Соседи принесли толстую, мягкую циновку и накрыли ею покойницу с головой. Вечерело. Односельчане, входившие и выходившие зачем-то, двигались бесшумно, как тени. Людям бывает любопытно посмотреть на смерть. К ночи они разошлись, оставив Бей-шеня наедине с матерью. Кто-то поставил в комнате лампу с маслом. Только соседская девочка заглядывала иногда в дверь и, видя безмолвного, неподвижного юношу, опять исчезала. Огонек на лампе лизал фитиль, отбрасывая отсветы на стены.

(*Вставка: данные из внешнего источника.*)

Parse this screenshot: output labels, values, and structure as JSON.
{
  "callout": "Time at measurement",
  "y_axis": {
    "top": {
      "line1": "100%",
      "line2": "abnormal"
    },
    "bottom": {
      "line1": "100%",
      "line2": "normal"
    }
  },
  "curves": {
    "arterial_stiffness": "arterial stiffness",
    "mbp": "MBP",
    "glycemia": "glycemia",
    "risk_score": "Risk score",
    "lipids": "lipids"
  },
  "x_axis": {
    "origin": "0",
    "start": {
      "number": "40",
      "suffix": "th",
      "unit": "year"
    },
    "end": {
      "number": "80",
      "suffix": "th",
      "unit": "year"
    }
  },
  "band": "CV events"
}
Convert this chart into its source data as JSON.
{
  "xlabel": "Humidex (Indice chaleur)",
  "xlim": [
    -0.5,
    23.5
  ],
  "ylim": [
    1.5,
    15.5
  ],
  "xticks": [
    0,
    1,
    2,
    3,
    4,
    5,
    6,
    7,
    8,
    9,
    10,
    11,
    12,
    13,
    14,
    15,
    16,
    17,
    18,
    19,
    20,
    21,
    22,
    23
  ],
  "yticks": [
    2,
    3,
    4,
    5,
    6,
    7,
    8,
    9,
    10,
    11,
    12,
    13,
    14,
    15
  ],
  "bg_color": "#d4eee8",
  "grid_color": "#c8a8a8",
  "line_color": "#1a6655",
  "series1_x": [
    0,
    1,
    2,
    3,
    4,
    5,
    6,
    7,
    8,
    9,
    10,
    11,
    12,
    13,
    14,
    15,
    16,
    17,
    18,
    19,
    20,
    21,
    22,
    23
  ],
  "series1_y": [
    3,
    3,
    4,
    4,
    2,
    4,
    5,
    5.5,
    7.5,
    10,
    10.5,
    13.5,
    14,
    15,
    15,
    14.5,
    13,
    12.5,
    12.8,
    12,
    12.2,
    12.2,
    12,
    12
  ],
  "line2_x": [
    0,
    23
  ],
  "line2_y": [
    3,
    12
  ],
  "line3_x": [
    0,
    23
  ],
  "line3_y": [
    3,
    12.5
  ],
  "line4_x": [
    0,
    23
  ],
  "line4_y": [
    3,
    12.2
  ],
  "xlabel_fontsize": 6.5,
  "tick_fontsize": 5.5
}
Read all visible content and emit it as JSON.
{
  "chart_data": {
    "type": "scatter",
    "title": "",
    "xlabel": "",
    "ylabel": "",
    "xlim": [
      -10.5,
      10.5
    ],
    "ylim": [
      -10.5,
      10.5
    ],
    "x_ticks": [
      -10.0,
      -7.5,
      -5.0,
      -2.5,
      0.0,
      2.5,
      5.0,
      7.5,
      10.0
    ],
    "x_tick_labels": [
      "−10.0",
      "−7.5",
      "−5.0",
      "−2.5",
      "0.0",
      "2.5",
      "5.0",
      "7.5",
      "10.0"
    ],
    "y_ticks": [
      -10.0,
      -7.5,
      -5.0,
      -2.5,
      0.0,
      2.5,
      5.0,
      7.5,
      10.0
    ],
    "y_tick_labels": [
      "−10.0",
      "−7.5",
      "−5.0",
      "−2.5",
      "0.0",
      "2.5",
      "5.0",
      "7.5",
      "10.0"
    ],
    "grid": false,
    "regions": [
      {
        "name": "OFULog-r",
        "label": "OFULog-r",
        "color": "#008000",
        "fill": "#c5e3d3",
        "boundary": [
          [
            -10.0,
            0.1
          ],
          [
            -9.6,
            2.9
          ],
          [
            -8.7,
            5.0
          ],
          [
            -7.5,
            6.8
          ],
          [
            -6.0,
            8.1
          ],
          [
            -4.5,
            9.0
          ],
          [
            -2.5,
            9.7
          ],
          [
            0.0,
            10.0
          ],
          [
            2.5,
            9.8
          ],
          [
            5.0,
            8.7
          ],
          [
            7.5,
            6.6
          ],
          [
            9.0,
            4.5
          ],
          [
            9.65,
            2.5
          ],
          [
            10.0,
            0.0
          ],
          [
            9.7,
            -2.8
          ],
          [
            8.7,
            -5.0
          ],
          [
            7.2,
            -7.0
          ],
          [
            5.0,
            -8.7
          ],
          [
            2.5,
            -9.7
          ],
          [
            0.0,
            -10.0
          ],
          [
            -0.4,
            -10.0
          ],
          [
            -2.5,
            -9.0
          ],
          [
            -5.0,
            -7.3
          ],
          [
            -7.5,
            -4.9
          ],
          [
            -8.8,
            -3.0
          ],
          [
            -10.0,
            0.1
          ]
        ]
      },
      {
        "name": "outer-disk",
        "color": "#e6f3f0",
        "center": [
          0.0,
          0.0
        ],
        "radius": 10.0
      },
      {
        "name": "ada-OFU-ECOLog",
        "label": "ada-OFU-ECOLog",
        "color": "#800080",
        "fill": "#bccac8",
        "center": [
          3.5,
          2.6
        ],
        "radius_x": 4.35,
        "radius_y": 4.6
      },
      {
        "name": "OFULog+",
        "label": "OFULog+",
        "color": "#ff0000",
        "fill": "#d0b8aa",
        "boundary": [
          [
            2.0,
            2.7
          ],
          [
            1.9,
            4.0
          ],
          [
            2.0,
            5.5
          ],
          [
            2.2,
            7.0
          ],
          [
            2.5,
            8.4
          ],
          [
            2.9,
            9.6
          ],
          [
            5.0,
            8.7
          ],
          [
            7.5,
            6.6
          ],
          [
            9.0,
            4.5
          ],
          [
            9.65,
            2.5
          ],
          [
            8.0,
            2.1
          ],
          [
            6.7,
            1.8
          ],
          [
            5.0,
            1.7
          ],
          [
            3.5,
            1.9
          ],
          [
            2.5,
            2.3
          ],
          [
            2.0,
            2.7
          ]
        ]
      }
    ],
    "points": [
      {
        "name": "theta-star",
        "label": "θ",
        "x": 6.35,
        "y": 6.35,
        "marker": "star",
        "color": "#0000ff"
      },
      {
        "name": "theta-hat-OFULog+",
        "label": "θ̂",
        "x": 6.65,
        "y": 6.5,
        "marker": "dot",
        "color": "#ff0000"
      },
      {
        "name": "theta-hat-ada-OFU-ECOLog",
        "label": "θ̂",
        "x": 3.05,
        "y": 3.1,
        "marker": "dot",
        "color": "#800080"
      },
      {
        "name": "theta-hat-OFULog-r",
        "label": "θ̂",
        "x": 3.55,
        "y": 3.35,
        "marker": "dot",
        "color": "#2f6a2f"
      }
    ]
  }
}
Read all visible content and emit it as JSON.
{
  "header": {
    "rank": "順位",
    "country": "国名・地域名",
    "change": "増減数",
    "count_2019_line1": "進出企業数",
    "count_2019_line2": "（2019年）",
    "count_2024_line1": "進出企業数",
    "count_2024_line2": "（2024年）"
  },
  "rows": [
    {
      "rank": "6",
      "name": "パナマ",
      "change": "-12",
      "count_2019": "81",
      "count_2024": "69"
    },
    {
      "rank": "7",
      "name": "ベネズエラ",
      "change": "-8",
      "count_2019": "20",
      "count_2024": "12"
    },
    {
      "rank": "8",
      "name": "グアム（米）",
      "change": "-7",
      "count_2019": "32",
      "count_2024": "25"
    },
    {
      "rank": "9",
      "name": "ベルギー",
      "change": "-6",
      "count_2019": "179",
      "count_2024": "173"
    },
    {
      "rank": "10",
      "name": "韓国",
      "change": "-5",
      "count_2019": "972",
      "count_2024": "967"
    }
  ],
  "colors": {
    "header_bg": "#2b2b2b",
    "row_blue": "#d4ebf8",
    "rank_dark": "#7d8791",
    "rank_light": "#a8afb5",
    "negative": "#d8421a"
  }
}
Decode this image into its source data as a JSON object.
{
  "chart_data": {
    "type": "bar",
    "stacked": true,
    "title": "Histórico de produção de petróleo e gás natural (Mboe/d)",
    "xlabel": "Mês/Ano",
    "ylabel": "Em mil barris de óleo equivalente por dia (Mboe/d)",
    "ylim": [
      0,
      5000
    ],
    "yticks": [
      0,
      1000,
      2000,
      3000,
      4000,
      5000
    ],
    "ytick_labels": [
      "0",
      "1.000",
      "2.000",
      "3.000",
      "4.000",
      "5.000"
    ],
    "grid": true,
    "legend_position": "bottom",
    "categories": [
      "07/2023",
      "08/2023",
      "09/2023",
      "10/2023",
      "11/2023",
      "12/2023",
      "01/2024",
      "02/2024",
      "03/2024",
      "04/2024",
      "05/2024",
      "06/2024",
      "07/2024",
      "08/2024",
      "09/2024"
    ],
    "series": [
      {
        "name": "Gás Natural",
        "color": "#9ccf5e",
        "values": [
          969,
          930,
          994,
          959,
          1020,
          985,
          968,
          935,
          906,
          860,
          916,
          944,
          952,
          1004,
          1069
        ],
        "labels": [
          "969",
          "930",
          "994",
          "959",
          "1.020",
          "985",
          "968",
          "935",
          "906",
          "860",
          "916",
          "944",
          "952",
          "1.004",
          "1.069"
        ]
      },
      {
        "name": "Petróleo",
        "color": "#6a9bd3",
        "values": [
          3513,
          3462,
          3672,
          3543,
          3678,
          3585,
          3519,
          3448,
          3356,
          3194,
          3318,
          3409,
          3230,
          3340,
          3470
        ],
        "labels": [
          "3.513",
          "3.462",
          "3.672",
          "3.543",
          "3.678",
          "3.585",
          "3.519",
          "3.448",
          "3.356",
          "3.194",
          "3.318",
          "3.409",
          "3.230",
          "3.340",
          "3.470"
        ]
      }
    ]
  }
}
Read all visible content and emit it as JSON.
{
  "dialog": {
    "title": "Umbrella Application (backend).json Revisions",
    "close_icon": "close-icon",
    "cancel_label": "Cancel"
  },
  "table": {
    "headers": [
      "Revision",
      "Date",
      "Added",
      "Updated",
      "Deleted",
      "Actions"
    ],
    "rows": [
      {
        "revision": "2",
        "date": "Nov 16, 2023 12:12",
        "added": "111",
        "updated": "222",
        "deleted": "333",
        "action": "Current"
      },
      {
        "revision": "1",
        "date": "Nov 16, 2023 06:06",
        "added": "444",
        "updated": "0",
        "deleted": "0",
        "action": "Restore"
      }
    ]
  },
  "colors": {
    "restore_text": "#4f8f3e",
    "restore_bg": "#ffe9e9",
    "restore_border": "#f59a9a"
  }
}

И вот Бей-шеню стало казаться, что циновка, которой была накрыта его мать, чуть колеблется. «Она дышит,- подумал он.- Конечно, она дышит. Я вижу это!» Он приоткрыл ее лицо и замер от ужаса. Все было по-прежнему. Гладкий лоб и стянутый рот, но нос был отвратительно свернут в сторону. Прекрасное лицо его матери было искажено неведомой силой. Дрожащей рукой он поправил нос, боясь, что сейчас произойдет что-нибудь еще худшее. И поскорее опустил циновку. Что это было? Смерти все мало? Она издевается над ним. Он стал пристально следить за покрывалом. Кто так поступил с его мертвой матерью? «Вот сейчас оно шевельнулось. Она дышит!»- сказал себе Бей-шень и вновь взялся за циновку. Нос был свернут. Сидя в этой темной комнате, чуть освещенной желтым, как глаз рыси, огоньком, юноша поправлял нос своей матери и не знал, что ему делать, к какому духу обратиться, чтобы прекратить это надругательство. Нигде и никогда он не слышал, что смерть так поступает с людьми. Впрочем, часто ли он задумывался о смерти? Вот она и пожаловала к нему, рассердившись на его непочтительность. И теперь смерть смеется над простодушным, черствым и гордым Бей-шенем. Утром придут люди для совершения похорон и увидят обезображенное лицо его матери.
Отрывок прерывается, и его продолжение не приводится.